To my mind there are three forces operating here and a number of underlying issues:
- The cost of the satellite infrastructure is high. Even if newcomers with smallsats and CubeSats are pushing costs down, it is still a heavy investment and will remain so – especially for high-performance imagery and for constellations.
- There is a need for sustained data. For years, we have been launching one-off satellites (Landsat, ERS, Envisat etc) with no real continuity. Without continuity, customers are reluctant to incorporate geo-information into their business processes. With many more satellites in orbit, this has changed so that customers can be reassured that data will be available if they commit to using it. Copernicus and the Sentinels are doing this as are the commercial operators. However, assuring the data means more satellites which means more
- The lack of a sustained market. As is noted by Joe, we have been going at this for nearly 50 years now, so it is not a question of time! But it is a question of capacity and confidence that needs can be met over a period of time. Once a customer commits to using and EO product or service, they will quickly stop if they are let down by their supplier.
We see in many of the SeBS cases that much of the benefit is potential – ie it is still to be realised, which is largely because the early adopters have not yet been followed by the mass users. This is where the change is needed. We are trying to push things, through our SeBS analyses, demonstrating how the benefits are driven right along a value-chain.
So, these three forces are all interlinked. A capacity to deliver sustained data requires a very high investment which drives the costs up and makes customers hesitate to commit to a new service. The defence business is a great anchor customer, but the large benefits will come from all the host of other applications once the capacity is proven, To gain the confidence of paying customers requires more than evangelism on the part of a few enthusiasts. To generate sufficient revenue flows to justify sustained investment in upstream, observing capacity will take time. A number of enthusiastic private investors and venture funds have come into the business, but they will need to be very patient to see a return. As Joe rightly states:
“It’s a multi-decadal bet if you really believe in the power of satellite imagery to transform the commercial industries you talk about all the time.”
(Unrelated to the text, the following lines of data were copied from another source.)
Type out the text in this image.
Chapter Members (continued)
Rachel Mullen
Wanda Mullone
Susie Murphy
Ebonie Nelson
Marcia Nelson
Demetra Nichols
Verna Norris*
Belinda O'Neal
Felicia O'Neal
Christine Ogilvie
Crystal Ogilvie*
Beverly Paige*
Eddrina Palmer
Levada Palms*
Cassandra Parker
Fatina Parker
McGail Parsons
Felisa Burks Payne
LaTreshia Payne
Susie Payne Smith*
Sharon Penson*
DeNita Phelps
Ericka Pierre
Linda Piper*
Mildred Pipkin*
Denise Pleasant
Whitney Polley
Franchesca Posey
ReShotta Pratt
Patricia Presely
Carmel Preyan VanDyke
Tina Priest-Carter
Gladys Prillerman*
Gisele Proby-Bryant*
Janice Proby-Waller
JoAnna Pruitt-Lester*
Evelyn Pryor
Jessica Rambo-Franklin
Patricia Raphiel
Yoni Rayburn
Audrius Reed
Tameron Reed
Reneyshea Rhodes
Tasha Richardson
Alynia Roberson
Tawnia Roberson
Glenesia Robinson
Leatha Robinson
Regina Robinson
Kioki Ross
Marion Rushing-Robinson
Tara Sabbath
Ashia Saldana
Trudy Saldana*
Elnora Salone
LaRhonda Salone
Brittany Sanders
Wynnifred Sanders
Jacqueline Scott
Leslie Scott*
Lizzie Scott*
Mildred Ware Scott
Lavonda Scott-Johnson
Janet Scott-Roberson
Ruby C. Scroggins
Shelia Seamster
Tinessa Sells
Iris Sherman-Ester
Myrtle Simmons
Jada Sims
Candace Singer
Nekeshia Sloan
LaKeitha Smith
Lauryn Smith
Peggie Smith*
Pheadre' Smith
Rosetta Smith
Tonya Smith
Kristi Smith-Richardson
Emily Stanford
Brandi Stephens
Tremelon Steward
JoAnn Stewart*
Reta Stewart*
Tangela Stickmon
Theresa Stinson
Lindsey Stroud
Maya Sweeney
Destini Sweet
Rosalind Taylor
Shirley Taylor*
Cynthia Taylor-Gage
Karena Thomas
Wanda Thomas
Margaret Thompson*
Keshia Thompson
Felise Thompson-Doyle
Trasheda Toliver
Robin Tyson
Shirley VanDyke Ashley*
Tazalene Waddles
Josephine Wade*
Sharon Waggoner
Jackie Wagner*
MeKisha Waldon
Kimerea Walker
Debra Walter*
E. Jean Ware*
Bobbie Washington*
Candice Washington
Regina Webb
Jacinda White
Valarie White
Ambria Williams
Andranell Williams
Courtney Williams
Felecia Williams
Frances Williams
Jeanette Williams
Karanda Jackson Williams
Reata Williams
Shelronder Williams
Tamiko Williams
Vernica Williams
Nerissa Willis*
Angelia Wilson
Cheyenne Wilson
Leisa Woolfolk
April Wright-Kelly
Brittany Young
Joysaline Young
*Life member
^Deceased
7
How do we fix this broken market? Patience and a lot of communications. In Europe, we are seeing a good number of new players coming into the value-added services markets. The data itself is becoming a commodity due to the number of competing satellite operators and the phenomenon that Joe identifies of fixing on defence customers as the motherlode. In fact, we do not see just defence in that position as governments represent 50% of the market as I have reported many times before – and I do not see this changing.
Many of the new downstream players are basing their services on the free and open data coming from the Sentinels under the Copernicus programme. With free data, it is easier to experiment without incurring high costs – as Joe points out. It is easy to get hold of through portals like the Sentinel hub. The commercial operators are also making data available free for these purposes and commercial data can also be obtained through dedicated portals for example:. https://geocento.com/
EO is not a B2C market, although I do think this can grow, so convincing the public of its value must be based on a public-good argument. Climate change could be the driver, but it could equally be global political instability post-Covid. Whichever, it is, it will take some years to develop. Investors will need to be patient I fear.
…. and thanks to Joe for kicking off a good discussion!